When it comes to SSD performance, the limitation of the 6 Gbit/sec SATA bus is a hard limit on the sequential transfer speeds attainable. The only way to overcome this limit is by hooking directly into the PCI-Express bus, as with existing drives based on PCI cards, such as the OCZ RevoDrive 350.
The SATA Express and M.2 connectors are just starting to show up on motherboards and laptops, which allow standard-sized SSDs to reach the kind of speeds expected from PCI-Express drives. But these aren't available in great numbers, mainly because the current market is so limited, but this situation will undoubtedly change soon.
With the Extreme Pro, SanDisk quotes sequential transfer speeds of up to 550MB/sec while reading, and up to 520MB/sec writing for the 240GB model, with 515MB/sec on the 480GB and 960GB models. Read IOPS are quoted as up to 100,000 read and 90,000 write. Impressive claims indeed.

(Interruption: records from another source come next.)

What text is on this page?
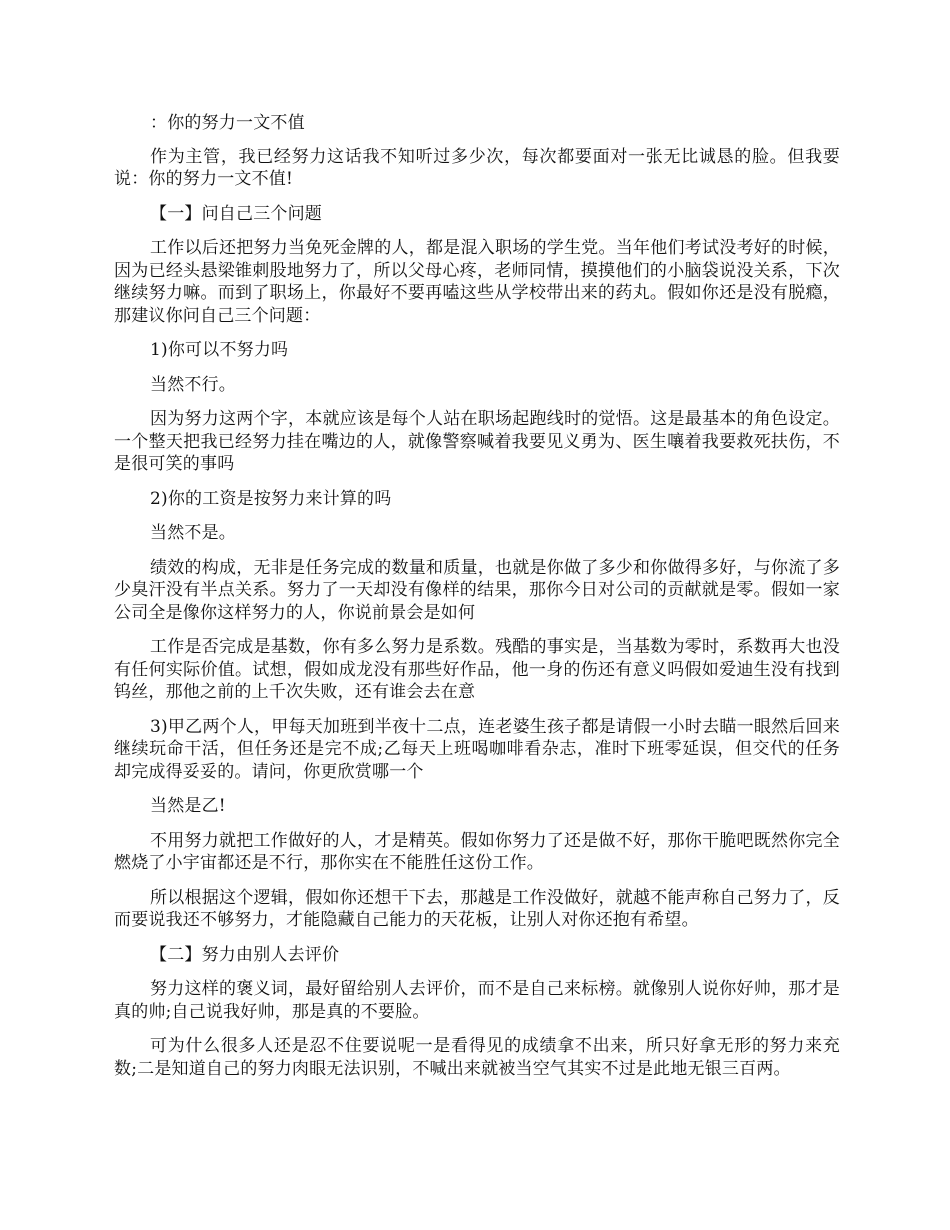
：你的努力一文不值

作为主管，我已经努力这话我不知听过多少次，每次都要面对一张无比诚恳的脸。但我要说：你的努力一文不值!

【一】问自己三个问题

工作以后还把努力当免死金牌的人，都是混入职场的学生党。当年他们考试没考好的时候，因为已经头悬梁锥刺股地努力了，所以父母心疼，老师同情，摸摸他们的小脑袋说没关系，下次继续努力嘛。而到了职场上，你最好不要再嗑这些从学校带出来的药丸。假如你还是没有脱瘾，那建议你问自己三个问题：

1)你可以不努力吗

当然不行。

因为努力这两个字，本就应该是每个人站在职场起跑线时的觉悟。这是最基本的角色设定。一个整天把我已经努力挂在嘴边的人，就像警察喊着我要见义勇为、医生嚷着我要救死扶伤，不是很可笑的事吗

2)你的工资是按努力来计算的吗

当然不是。

绩效的构成，无非是任务完成的数量和质量，也就是你做了多少和你做得多好，与你流了多少臭汗没有半点关系。努力了一天却没有像样的结果，那你今日对公司的贡献就是零。假如一家公司全是像你这样努力的人，你说前景会是如何

工作是否完成是基数，你有多么努力是系数。残酷的事实是，当基数为零时，系数再大也没有任何实际价值。试想，假如成龙没有那些好作品，他一身的伤还有意义吗假如爱迪生没有找到钨丝，那他之前的上千次失败，还有谁会去在意

3)甲乙两个人，甲每天加班到半夜十二点，连老婆生孩子都是请假一小时去瞄一眼然后回来继续玩命干活，但任务还是完不成;乙每天上班喝咖啡看杂志，准时下班零延误，但交代的任务却完成得妥妥的。请问，你更欣赏哪一个

当然是乙!

不用努力就把工作做好的人，才是精英。假如你努力了还是做不好，那你干脆吧既然你完全燃烧了小宇宙都还是不行，那你实在不能胜任这份工作。

所以根据这个逻辑，假如你还想干下去，那越是工作没做好，就越不能声称自己努力了，反而要说我还不够努力，才能隐藏自己能力的天花板，让别人对你还抱有希望。

【二】努力由别人去评价

努力这样的褒义词，最好留给别人去评价，而不是自己来标榜。就像别人说你好帅，那才是真的帅;自己说我好帅，那是真的不要脸。

可为什么很多人还是忍不住要说呢一是看得见的成绩拿不出来，所只好拿无形的努力来充数;二是知道自己的努力肉眼无法识别，不喊出来就被当空气其实不过是此地无银三百两。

In CrystalDiskMark, these claims were just about met, with the SanDisk Extreme Pro achieving 547MB/sec sequential read speeds and 509MB/sec write speeds. IOPS came slightly under though, with 80,100 IOPS random 4K read, and 76,670 IOPS writing.
For comparison, in the same test, Samsung's 850 Pro managed just slightly better scores in the sequential tests – with 550MB/sec reading and 525MB/sec writing. But that drive managed better IOPS, hitting 83,500 writing.
The Extreme Pro read access time in AS SSD of 0.035ms is excellent, the fastest I've yet recorded, but the 0.04ms write is ever so slightly worse than a few other drives I've seen. In ATTO Disk Benchmark, I measured consistently high write speeds hovering around 515MB/sec across all data sizes over 32K, a clear leap ahead of the Samsung 845DC EVO which topped out at 441MB/sec.
Overall, these performance results are highly impressive. While not enough to crown the Extreme Pro the fastest SSD ever made, it's certainly on the winners' podium, claiming a silver medal to the Samsung 850 Pro's gold.